トップページ > 茄子のたたき
2012年07月20日
茄子のたたき
昨日のQPで見た料理。揚げた茄子に鯵の干物をむしってトッピングし、青じそ、ミョウガ、小ネギをさらにトッピングして市販のポン酢をかけるだけ。茄子は斜めに切れ目を入れて適当な大きさに分けて水にさらさずに高温の油で揚げること。食べてみたら、鯵の干物が意外に味の決め手になっているとわかる。
食事しながらNHK7時のニュースを見て、玉三郎が人間国宝の認定を受けたことが知れ、昨夜ちょうど玉ファンである集英社の伊藤さんとその話になっていたからおかしかった。あるいは伊藤さんはすでに決定をご存じだったので、その話題を持ちだされたのだろうか?ともあれ私はその時、少なくとも私が歌舞伎界に関わっていた頃は、人間国宝の認定は世間ほど問題にしてなくて、役者はむしろ芸術院会員にこだわってたような気がするけど、玉さんは別にどっちも興味ないかもね、てな話をしたのだが、伊藤さんはファンとして、やっぱりどちらにもなってほしいようなことを仰言って、それもなるほどと思われたのだった。玉さんご自身は、そんな肩書きなんかなくても、自分が希有な存在であることは世界中のわかる人がわかってるから別にいいんじゃないのと思ってられるだろうし、またそれくらいに思ってくれてないと困るのだけれど、
とにかく人間国宝と聞いて、私の正直な感想は、ああ、年取っちゃったんだな〜と呟くのみだ。私より3つお兄さんだから当然だが、初めてお会いしたのは彼がまだ二十歳そこそこで、その頃はしゅっちゅう楽屋を訪ねて、床山さんが鬘をのせにくるまで厚かましくも部屋にべったり居座っていたりしたのである。私の大本命はその頃も歌右衛門だったけど、歌右衛門の次はゼッタイこの人に間違いないと思って、えらそうに先物買いしてるような気分だった。京都玉三郎後援会の発会式が実家の祇園「川上」であったところからご縁ができて、実際にお目にかかった時期は実は玉さんのほうが歌サマよりもだいぶ早かったのである。
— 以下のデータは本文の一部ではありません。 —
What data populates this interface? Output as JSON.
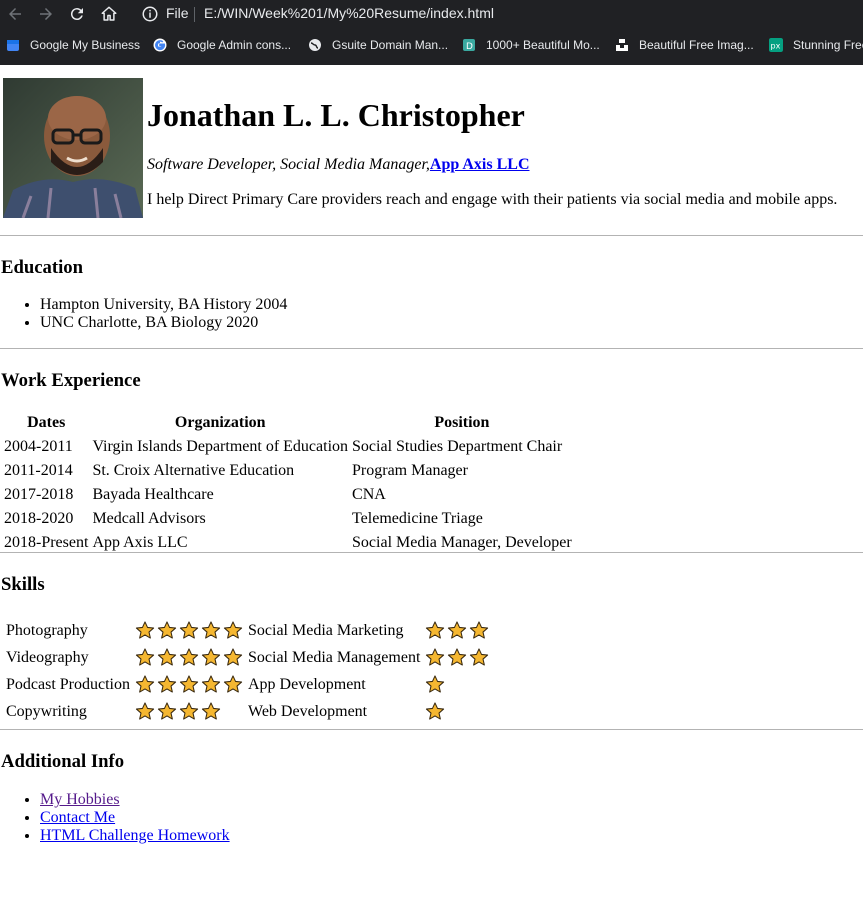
{
  "browser": {
    "file_label": "File",
    "url": "E:/WIN/Week%201/My%20Resume/index.html",
    "bookmarks": [
      {
        "label": "Google My Business",
        "icon": "google-my-business-icon",
        "color": "#4285f4"
      },
      {
        "label": "Google Admin cons...",
        "icon": "google-g-icon",
        "color": "#ffffff"
      },
      {
        "label": "Gsuite Domain Man...",
        "icon": "globe-icon",
        "color": "#e8eaed"
      },
      {
        "label": "1000+ Beautiful Mo...",
        "icon": "d-logo-icon",
        "color": "#3aa9a0"
      },
      {
        "label": "Beautiful Free Imag...",
        "icon": "unsplash-icon",
        "color": "#ffffff"
      },
      {
        "label": "Stunning Free",
        "icon": "pexels-icon",
        "color": "#05a081"
      }
    ]
  },
  "header": {
    "name": "Jonathan L. L. Christopher",
    "role": "Software Developer, Social Media Manager,",
    "company_link": "App Axis LLC",
    "bio": "I help Direct Primary Care providers reach and engage with their patients via social media and mobile apps."
  },
  "education": {
    "heading": "Education",
    "items": [
      "Hampton University, BA History 2004",
      "UNC Charlotte, BA Biology 2020"
    ]
  },
  "work": {
    "heading": "Work Experience",
    "columns": [
      "Dates",
      "Organization",
      "Position"
    ],
    "rows": [
      [
        "2004-2011",
        "Virgin Islands Department of Education",
        "Social Studies Department Chair"
      ],
      [
        "2011-2014",
        "St. Croix Alternative Education",
        "Program Manager"
      ],
      [
        "2017-2018",
        "Bayada Healthcare",
        "CNA"
      ],
      [
        "2018-2020",
        "Medcall Advisors",
        "Telemedicine Triage"
      ],
      [
        "2018-Present",
        "App Axis LLC",
        "Social Media Manager, Developer"
      ]
    ]
  },
  "skills": {
    "heading": "Skills",
    "star_color": "#f5b731",
    "rows": [
      {
        "left": "Photography",
        "left_stars": 5,
        "right": "Social Media Marketing",
        "right_stars": 3
      },
      {
        "left": "Videography",
        "left_stars": 5,
        "right": "Social Media Management",
        "right_stars": 3
      },
      {
        "left": "Podcast Production",
        "left_stars": 5,
        "right": "App Development",
        "right_stars": 1
      },
      {
        "left": "Copywriting",
        "left_stars": 4,
        "right": "Web Development",
        "right_stars": 1
      }
    ]
  },
  "additional": {
    "heading": "Additional Info",
    "links": [
      "My Hobbies",
      "Contact Me",
      "HTML Challenge Homework"
    ]
  }
}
その後しばらくお会いせずにいて、フリーの演劇ライターになってから取材に伺ったら、向こうはしっかり憶えてらして、私が松竹にいたことを話すとビックリされた。三十代の頃はライターとして何度か取材をさせてもらい、けっこう打ち解けて色んなお話も伺えたが、もう二十年以上もお目にかかる機会がないのはともかく、最近は舞台も拝見していないのでちょっと申し訳ない気がしている。人間国宝の認定を受けられたのは、人生の総決算でやはり歌舞伎の今後に尽くしたいという心境になられたのだろうか。そうであってほしいような気もしている。
このエントリーのトラックバックURL:
http://www.kesako.jp/cgi-bin/mt/mt-tb_kesako2.cgi/2344
コメント (1)
自伝エッセイがいよいよ始動で、9月がとても待ち遠しいです。月1回の更新でしょうか。仕事を始めてからの話は勿論、楽しみですが、かつて「妄想の時代」と書いておられた小学生の頃の記憶や、中高生時代の観劇や読書傾向、上京しての大学生生活も、できるだけ世相を組み込んで頂けたら、うれしいです。じっくり、たっぷり、時間をかけて綴って頂きたく、大向こうなら「たっぷり!」と声をかけたい気持ちです。